We had the third heaviest snow here in recorded history.  It made for a white Christmas which is was nice.  I wasn't happy about having to close the office for a day.  You can easily tell who's from here and who is not.  I was like let's go out while the Comic was like we're stuck inside.  It's become a joke of me saying, "I'm from NY."

I have to admit the holiday really brought us closer together. 

When Life Resembles Art

Over the last few weeks I've been using my free time in the car to listen to education sales CD's to help sharpen my game.  I use to save this for my trips to see Eric, but since that didn't happen this time and I'm in the car at least 20 minutes a day I can get through a series in a few weeks.  I learn a lot and it keeps me in a good frame of mind.  

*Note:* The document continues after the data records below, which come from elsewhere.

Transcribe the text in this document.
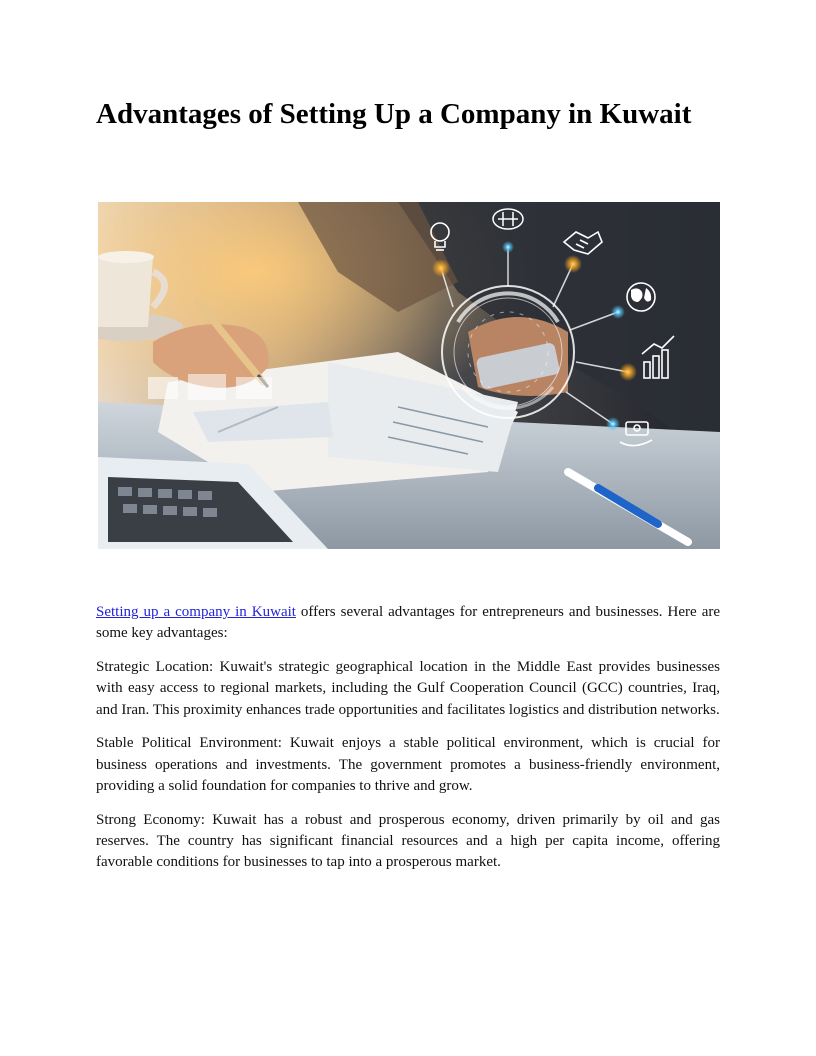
Advantages of Setting Up a Company in Kuwait

Setting up a company in Kuwait offers several advantages for entrepreneurs and businesses. Here are some key advantages:

Strategic Location: Kuwait's strategic geographical location in the Middle East provides businesses with easy access to regional markets, including the Gulf Cooperation Council (GCC) countries, Iraq, and Iran. This proximity enhances trade opportunities and facilitates logistics and distribution networks.

Stable Political Environment: Kuwait enjoys a stable political environment, which is crucial for business operations and investments. The government promotes a business-friendly environment, providing a solid foundation for companies to thrive and grow.

Strong Economy: Kuwait has a robust and prosperous economy, driven primarily by oil and gas reserves. The country has significant financial resources and a high per capita income, offering favorable conditions for businesses to tap into a prosperous market.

An interesting story on my present series talked about how when you move from one level in your life and move to a higher one ie. better job, more money, etc.  It will make you uncomfortable until you get use to it.  Depending on how big the change will dictate how much discomfort you will experience.  The author's story was about a twenty something farmer who became a sales person. He was making 2 sales a week and making $2000 commission for the sales.  After making the second sale he would go home, draw all the curtains and crawl into a fetal position in his bed.  Getting that much money was too much for him.

In the last 2 months I've gotten the office busier and I've made more money.  Great.  However like I learned from this CD if you are not use to the extra money you will get rid of it in some shape or form.  I spent it on upgrades for the office, some DVD's for me, and dinners out with the Comic.  Now I look at all the money I earned and wonder where it went.  Lesson learned on that area.

The second area is I can get pessimistic when the office doesn't respond the way I want it to.  The Comic is good in helping me see all the positive stuff so I can build myself back up.  I have to admit she did a really good job last night.  Since then I've been torturing myself with every single bill and debt I owe.  Nothing has changed in the last 24 hours.  I'm just having a hard time getting comfortable in a better place.  

I remember when I didn't have all that chaos in my life after divorce.  It felt so strange and I was almost looking for stuff to be back in that pressure just because I was use to it.  The mind is a strange thing, but I do tell my patients that anything done for 2 weeks the body starts to believe is normal.  

"The only person who likes change is the one with the wet diaper."